The Rodriguez family of Reston, (from left) Bernardo, Adrian, 10, Lysandra, Alicia, 7, and Anabel,4, at the Reston Association 2021 Kids’ Trout Fishing Day, Saturday, March 20.
Photo by Mercia Hobson.
Reston Association moved forward with its ever-popular Kids’ Trout Fishing Day, Saturday, March 20. Young anglers Will Gandolfo, 5, and brother Nate, 7, of Reston, hopeful and excited to hook a fish, dropped their lines into a deep dark pool of Snakeden Branch stream off Soapstone Drive. Dad Mike walked the rocks on the bank between his sons. “We’ve come every year but last year,” Mike said. “We haven’t caught yet.” Will cast his line again and let it drift, hopeful of hooking what could be a freshly caught dinner.
Going fishing at the local stream stocked with hundreds of trout seemed most appealing to Will and Nate, as did their dad’s approval as they tried different tips he gave them. Fishing proved not only about the elusive fish but catching a good time.
According to Will Peterson, Watershed Manager, Reston Association stocked the stream with 300 pounds of trout earlier in the week, up to if not greater than 15 inches. Standing near the water’s edge, Peterson said, “This year, we stocked about six pools, and that’s the areas where the water is deep in the stream between the riffles.” Riffles are where the surface of the water is textured with bumps. According to Peterson, the stream’s current creates the riffles flowing over boulders and rocks running bank to bank, controlling the stream bed slope. Riffles are the gateways and exits to the pools, places where the trout rest, and where RA stocked them. In moving water, like Snakeden Branch stream, the fish tend to stay in the pools and wait for the current to bring food to them. Peterson said the trout would survive until the water temperature reached 70 degrees.
Because of the governor’s restrictions on the size of gatherings and wanting the event to be safe for everyone and not feel crowded, staff from Reston Association spread groups out along the stream on both sides of Soapstone. “We also limited it to about 12 families per hour block,” Peterson added.
DOWNSTREAM from the Gandolfo family, the Rodriguez family, Bernardo and his wife Lysandra, and their children Adrian, 10, Alicia, 7, and Anabel,4, searched the water, looking for trout. “This is our third time. Adrian caught six fish last time,” said Bernardo. Asked his secret to success, Adrian said in a loud voice, “Trout magnet, a lure.”
Nearby, George Paine, a volunteer with the nonprofit organization Trout Unlimited based in Arlington, moved along the banks helping novice fishers. He shared advice and showed the children how to handle their rods. He paused a moment on the bank opposite from the Rodriguez family and opened his lure box to pull out a Trout Magnet™. “It attracts the trout,” he said.

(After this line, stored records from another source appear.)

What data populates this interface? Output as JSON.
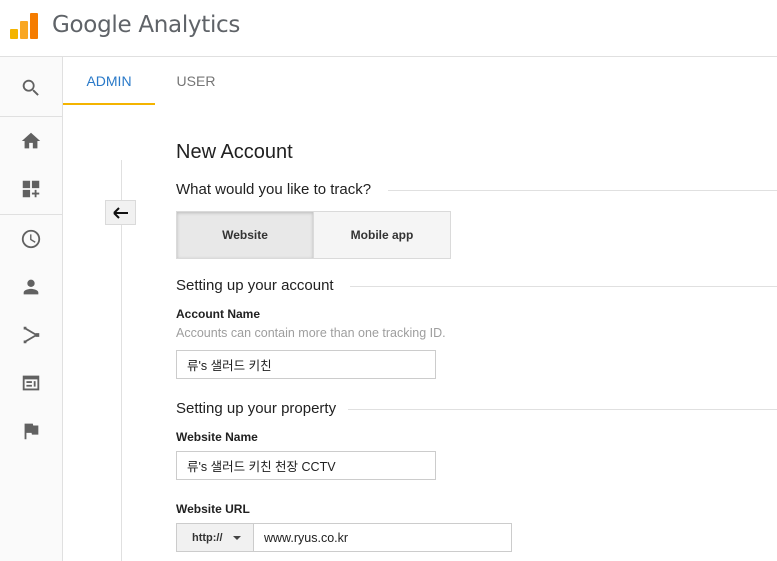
{
  "header": {
    "brand": "Google Analytics",
    "brand_colors": [
      "#f4b400",
      "#f57c00",
      "#e37400"
    ]
  },
  "leftnav": {
    "items": [
      {
        "icon": "search-icon"
      },
      {
        "icon": "home-icon"
      },
      {
        "icon": "customization-icon"
      },
      {
        "icon": "realtime-clock-icon"
      },
      {
        "icon": "audience-person-icon"
      },
      {
        "icon": "acquisition-icon"
      },
      {
        "icon": "behavior-icon"
      },
      {
        "icon": "conversions-flag-icon"
      }
    ]
  },
  "tabs": {
    "admin": "ADMIN",
    "user": "USER",
    "active": "ADMIN"
  },
  "form": {
    "title": "New Account",
    "track_question": "What would you like to track?",
    "track_options": {
      "website": "Website",
      "mobile_app": "Mobile app",
      "selected": "Website"
    },
    "account_section": "Setting up your account",
    "account_name_label": "Account Name",
    "account_name_hint": "Accounts can contain more than one tracking ID.",
    "account_name_value": "류's 샐러드 키친",
    "property_section": "Setting up your property",
    "website_name_label": "Website Name",
    "website_name_value": "류's 샐러드 키친 천장 CCTV",
    "website_url_label": "Website URL",
    "protocol": "http://",
    "website_url_value": "www.ryus.co.kr"
  },
  "colors": {
    "accent_tab": "#2979c8",
    "tab_underline": "#f4b400"
  }
}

AT THAT MOMENT, a loud splash sounded. “Almost had one,” cried out Adrian from the other bank. A trout apparently had hooked but got away. Undaunted, Adrian swung his fishing line into the water again. For a few seconds, Paine turned his attention to naming local birds that swooped down to the streams to catch the fish. Hearing splashing again, he looked across the stream. “He’s got one,” whooped Paine.
“Don’t put him over the water. Move back,” Dad Bernardo said. Adrian grounded his feet. He positioned his pole bent heavy with the fighting trout. He tipped the rod up and began taking in the slack.
Adrian Rodriguez, 10, pulled out the first trout of the day at 8:38 a.m. “Congratulations,” called Paine.